When coach Matt LaFleur described his expectations for rookies when asked about Gary on Tuesday, he replied, “With any of our players, it’s, ‘Can you learn from your mistakes — or others’ — mistakes, and not repeat those?’ That’s kind of what we’re looking for from him.”
And those repeat mistakes are exactly what Gary has been most focused on avoiding, even at an unfamiliar position.
“I took Game 1, took notes on it, looked back at it, and going into Game 2 I made sure I got better and corrected my mistakes,” Gary said. “For sure it’s different. The level of play, the guys you’re around, how fast you’ve got to know stuff, the chances you get to do things — if you mess up one time, you can’t afford to make the same mistake. But I’ve been doing good at getting it corrected and making sure I’m not doing the same thing I did on tape before. I’m always trying to get better.
“I’m enjoying it, man. I’m doing what’s asked of me, and just trying to keep it pushing so I become the player I want to become.”
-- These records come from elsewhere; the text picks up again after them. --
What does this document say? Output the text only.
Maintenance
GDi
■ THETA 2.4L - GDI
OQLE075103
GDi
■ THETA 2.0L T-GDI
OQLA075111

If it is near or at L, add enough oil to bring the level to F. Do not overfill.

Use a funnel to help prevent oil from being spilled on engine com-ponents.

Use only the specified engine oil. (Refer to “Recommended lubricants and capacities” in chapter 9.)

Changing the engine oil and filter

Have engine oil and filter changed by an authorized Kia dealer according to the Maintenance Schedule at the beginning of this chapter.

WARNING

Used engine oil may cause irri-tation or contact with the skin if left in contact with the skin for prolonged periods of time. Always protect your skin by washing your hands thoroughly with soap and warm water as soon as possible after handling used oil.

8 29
The knock on Gary coming out of Michigan was his production didn’t match his talent and athleticism — he registered just 9.5 sacks in three seasons. Those who watched him extensively in college — including Packers outside linebackers coach Mike Smith, who was Gary’s biggest fan inside 1265 Lombardi Avenue before the draft — insist Gary drew so much attention last year for the Wolverines that it freed up his fellow defenders in their scheme.
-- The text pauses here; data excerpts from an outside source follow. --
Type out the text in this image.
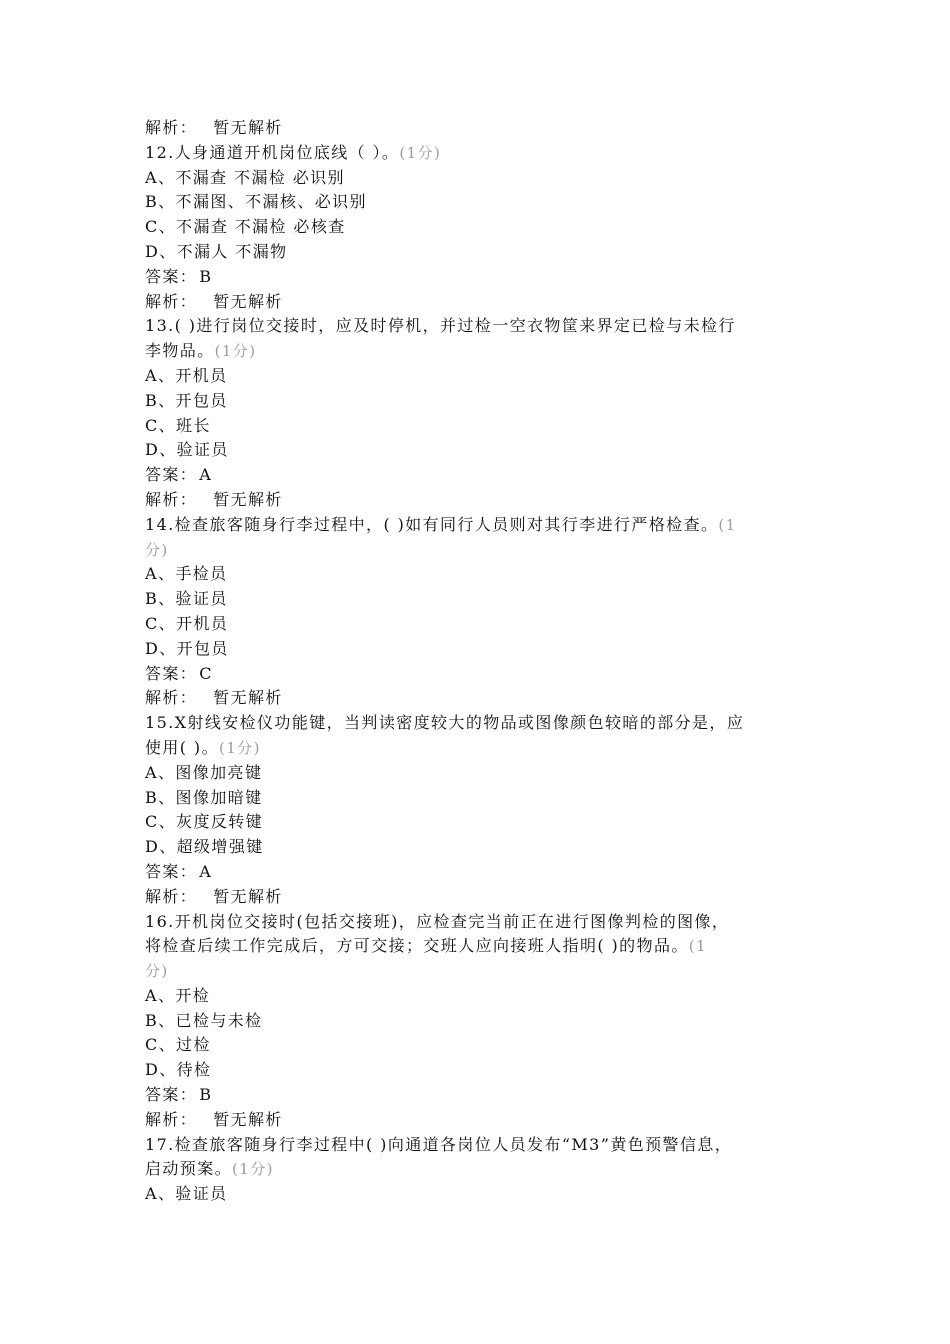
解析： 暂无解析
12.人身通道开机岗位底线（ ）。(1分)
A、不漏查 不漏检 必识别
B、不漏图、不漏核、必识别
C、不漏查 不漏检 必核查
D、不漏人 不漏物
答案： B
解析： 暂无解析
13.( )进行岗位交接时，应及时停机，并过检一空衣物筐来界定已检与未检行
李物品。(1分)
A、开机员
B、开包员
C、班长
D、验证员
答案： A
解析： 暂无解析
14.检查旅客随身行李过程中，( )如有同行人员则对其行李进行严格检查。(1
分)
A、手检员
B、验证员
C、开机员
D、开包员
答案： C
解析： 暂无解析
15.X射线安检仪功能键，当判读密度较大的物品或图像颜色较暗的部分是，应
使用( )。(1分)
A、图像加亮键
B、图像加暗键
C、灰度反转键
D、超级增强键
答案： A
解析： 暂无解析
16.开机岗位交接时(包括交接班)，应检查完当前正在进行图像判检的图像，
将检查后续工作完成后，方可交接；交班人应向接班人指明( )的物品。(1
分)
A、开检
B、已检与未检
C、过检
D、待检
答案： B
解析： 暂无解析
17.检查旅客随身行李过程中( )向通道各岗位人员发布“M3”黄色预警信息，
启动预案。(1分)
A、验证员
In addition to Gary, three other Michigan defenders went in the first three rounds of the draft this year: linebacker Devin Bush (No. 10 overall, to Pittsburgh); linebacker Chase Winovich (third round, to New England); and defensive back David Long (third round, Los Angeles Rams).
“With Gary and a lot of these guys that (are) just getting to the league, you just can’t throw everything at them at once. Especially at outside linebacker,” Mike Smith said. “But he’s a good kid. He practices hard.
“We move him around a lot, because he’s going to play inside, he’s going to play outside. Here at this level you get into the finer details. A lot of times in college you’ll just say, ‘Hey Gary, just go line up over there and go beat that guy.’ There’s a lot that goes into playing outside linebacker (in the NFL) in every aspect of the run, the pass, the pass rush, understanding sets, understanding who you’re going against.
“So there’s a lot of things that go into outside linebacker. That’s why I’m excited with Gary, because he wants to learn. And once he starts grasping all these things, he’s going to be a dangerous man. I’m sure of it.”
One thing Pettine is known for is finding ways to use what his players do best rather than bemoaning what they can’t do. So with Gary, he might start the season with a package or two designed specially to include him. As long as the two Smiths and Fackrell stay healthy, that should give Pettine the flexibility to get him involved without overloading him.
“As we start to pull back, we’ll have an understanding of, ‘OK, here’s where he is now. Here’s his personal inventory. This is what he does well, this is what he needs work on,’” Pettine said. “We’ll start to gear, as we’re looking forward to Chicago and Minnesota and those early games, where can he best help us based on where he is now, and we’ll start to steer the scheme that direction with him. But we feel good about where he is.”